When The Ink Runs Dry All Is Lost

Monday, January 30, 2006

Dream

To sit here and dream, I don't dream when I sleep, so I sit awake and day dream about what life is to bring. Will it bring smiles and joy or will it bring blood shed and tears. I dream of all the things that could have happened if I walked threw door one rather then door two, I wonder what would have happened if I took the time to unlock a few doors rather then take the easy way out. Option A or option B, take a chance knowing that witch one you choice can change you life forever and the other choice could have made it better. So I sit here dreaming, what would have happened if I picked him over you. Would I be happier, Or would my eye create tears and my arms create bruises, and my heart create cracks hoping I wouldn't have stayed with you rather then choose him. What looks like the better choice may not be what it seems, just because I man looks like he's good to everyone doesn't mean he is. Should I blame my dreams and my broken heart on myself, I'm I to blame for the pain I feel. Please take my pain away.
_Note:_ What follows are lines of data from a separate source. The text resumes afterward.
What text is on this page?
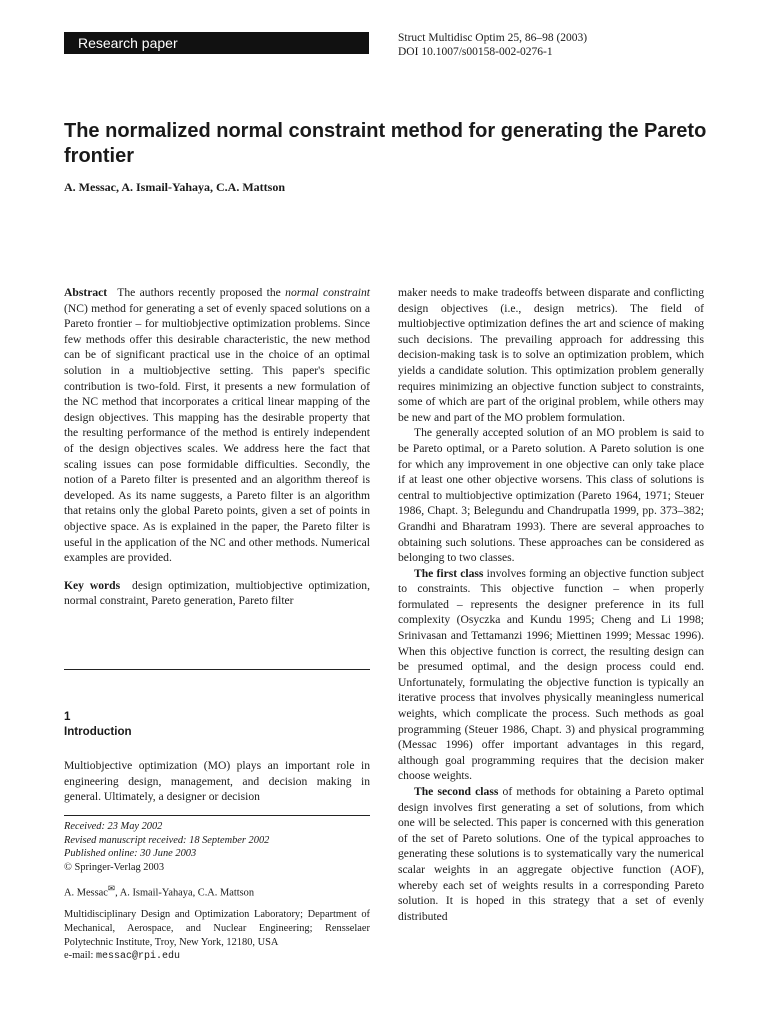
Research paper	Struct Multidisc Optim 25, 86–98 (2003)
DOI 10.1007/s00158-002-0276-1
The normalized normal constraint method for generating the Pareto frontier
A. Messac, A. Ismail-Yahaya, C.A. Mattson

Abstract The authors recently proposed the normal constraint (NC) method for generating a set of evenly spaced solutions on a Pareto frontier – for multiobjective optimization problems. Since few methods offer this desirable characteristic, the new method can be of significant practical use in the choice of an optimal solution in a multiobjective setting. This paper's specific contribution is two-fold. First, it presents a new formulation of the NC method that incorporates a critical linear mapping of the design objectives. This mapping has the desirable property that the resulting performance of the method is entirely independent of the design objectives scales. We address here the fact that scaling issues can pose formidable difficulties. Secondly, the notion of a Pareto filter is presented and an algorithm thereof is developed. As its name suggests, a Pareto filter is an algorithm that retains only the global Pareto points, given a set of points in objective space. As is explained in the paper, the Pareto filter is useful in the application of the NC and other methods. Numerical examples are provided.

Key words design optimization, multiobjective optimization, normal constraint, Pareto generation, Pareto filter

1
Introduction
Multiobjective optimization (MO) plays an important role in engineering design, management, and decision making in general. Ultimately, a designer or decision
Received: 23 May 2002
Revised manuscript received: 18 September 2002
Published online: 30 June 2003
© Springer-Verlag 2003
A. Messac✉, A. Ismail-Yahaya, C.A. Mattson
Multidisciplinary Design and Optimization Laboratory; Department of Mechanical, Aerospace, and Nuclear Engineering; Rensselaer Polytechnic Institute, Troy, New York, 12180, USA
e-mail: messac@rpi.edu

maker needs to make tradeoffs between disparate and conflicting design objectives (i.e., design metrics). The field of multiobjective optimization defines the art and science of making such decisions. The prevailing approach for addressing this decision-making task is to solve an optimization problem, which yields a candidate solution. This optimization problem generally requires minimizing an objective function subject to constraints, some of which are part of the original problem, while others may be new and part of the MO problem formulation.

The generally accepted solution of an MO problem is said to be Pareto optimal, or a Pareto solution. A Pareto solution is one for which any improvement in one objective can only take place if at least one other objective worsens. This class of solutions is central to multiobjective optimization (Pareto 1964, 1971; Steuer 1986, Chapt. 3; Belegundu and Chandrupatla 1999, pp. 373–382; Grandhi and Bharatram 1993). There are several approaches to obtaining such solutions. These approaches can be considered as belonging to two classes.

The first class involves forming an objective function subject to constraints. This objective function – when properly formulated – represents the designer preference in its full complexity (Osyczka and Kundu 1995; Cheng and Li 1998; Srinivasan and Tettamanzi 1996; Miettinen 1999; Messac 1996). When this objective function is correct, the resulting design can be presumed optimal, and the design process could end. Unfortunately, formulating the objective function is typically an iterative process that involves physically meaningless numerical weights, which complicate the process. Such methods as goal programming (Steuer 1986, Chapt. 3) and physical programming (Messac 1996) offer important advantages in this regard, although goal programming requires that the decision maker choose weights.

The second class of methods for obtaining a Pareto optimal design involves first generating a set of solutions, from which one will be selected. This paper is concerned with this generation of the set of Pareto solutions. One of the typical approaches to generating these solutions is to systematically vary the numerical scalar weights in an aggregate objective function (AOF), whereby each set of weights results in a corresponding Pareto solution. It is hoped in this strategy that a set of evenly distributed
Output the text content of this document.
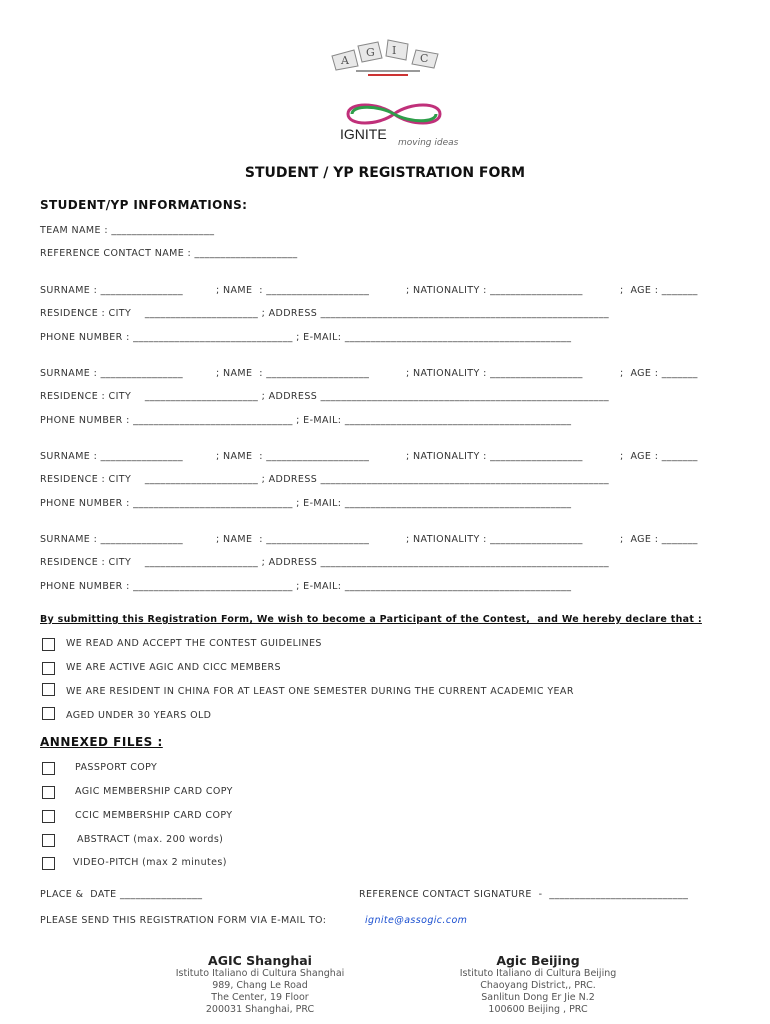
A
G I
C
IGNITE
moving ideas
STUDENT / YP REGISTRATION FORM
STUDENT/YP INFORMATIONS:
TEAM NAME : ____________________
REFERENCE CONTACT NAME : ____________________
SURNAME : ________________	; NAME  : ____________________	; NATIONALITY : __________________	;  AGE : _______
RESIDENCE : CITY    ______________________ ; ADDRESS ________________________________________________________
PHONE NUMBER : _______________________________ ; E-MAIL: ____________________________________________
SURNAME : ________________	; NAME  : ____________________	; NATIONALITY : __________________	;  AGE : _______
RESIDENCE : CITY    ______________________ ; ADDRESS ________________________________________________________
PHONE NUMBER : _______________________________ ; E-MAIL: ____________________________________________
SURNAME : ________________	; NAME  : ____________________	; NATIONALITY : __________________	;  AGE : _______
RESIDENCE : CITY    ______________________ ; ADDRESS ________________________________________________________
PHONE NUMBER : _______________________________ ; E-MAIL: ____________________________________________
SURNAME : ________________	; NAME  : ____________________	; NATIONALITY : __________________	;  AGE : _______
RESIDENCE : CITY    ______________________ ; ADDRESS ________________________________________________________
PHONE NUMBER : _______________________________ ; E-MAIL: ____________________________________________
By submitting this Registration Form, We wish to become a Participant of the Contest,  and We hereby declare that :
WE READ AND ACCEPT THE CONTEST GUIDELINES
WE ARE ACTIVE AGIC AND CICC MEMBERS
WE ARE RESIDENT IN CHINA FOR AT LEAST ONE SEMESTER DURING THE CURRENT ACADEMIC YEAR
AGED UNDER 30 YEARS OLD
ANNEXED FILES :
PASSPORT COPY
AGIC MEMBERSHIP CARD COPY
CCIC MEMBERSHIP CARD COPY
ABSTRACT (max. 200 words)
VIDEO-PITCH (max 2 minutes)
PLACE &  DATE ________________	REFERENCE CONTACT SIGNATURE  -  ___________________________
PLEASE SEND THIS REGISTRATION FORM VIA E-MAIL TO:	ignite@assogic.com
AGIC Shanghai
Istituto Italiano di Cultura Shanghai
989, Chang Le Road
The Center, 19 Floor
200031 Shanghai, PRC
Agic Beijing
Istituto Italiano di Cultura Beijing
Chaoyang District,, PRC.
Sanlitun Dong Er Jie N.2
100600 Beijing , PRC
I have to live with my choices yes but does it have to hurt this much. Can I not be happy with what I choose instead of feel guilty for what I didn't choose. I choose not to cut him out of my life but I live in pain for all the little things he does. But If I cut him out I would feel more pain then all the little things he does to Me. You on the other hand you hold my broken little heart in your big strong hand, I dream of your arms holding me tight, I dream of being with you, I'm happy with you. No one has had me this happy in a long time thank you for smileing in my dreams and bring a smile to my face, with you I am happy and I will stay with you till I'm no longer happy, I hope that day never comes but days continue on and I'm not one to dream to far ahead.

1 Comments:

At 7:26 AM , Blogger kanadians in korea said...

at the end of the day, we know who loves us and who we love... we may not know all the right choices, and we may have regrets, but we can choose how we handle our guilt and our relationships... we can also call on someone bigger than us to give us wisdom in those dusky moments when we're convinced we're alone, and he'll help us.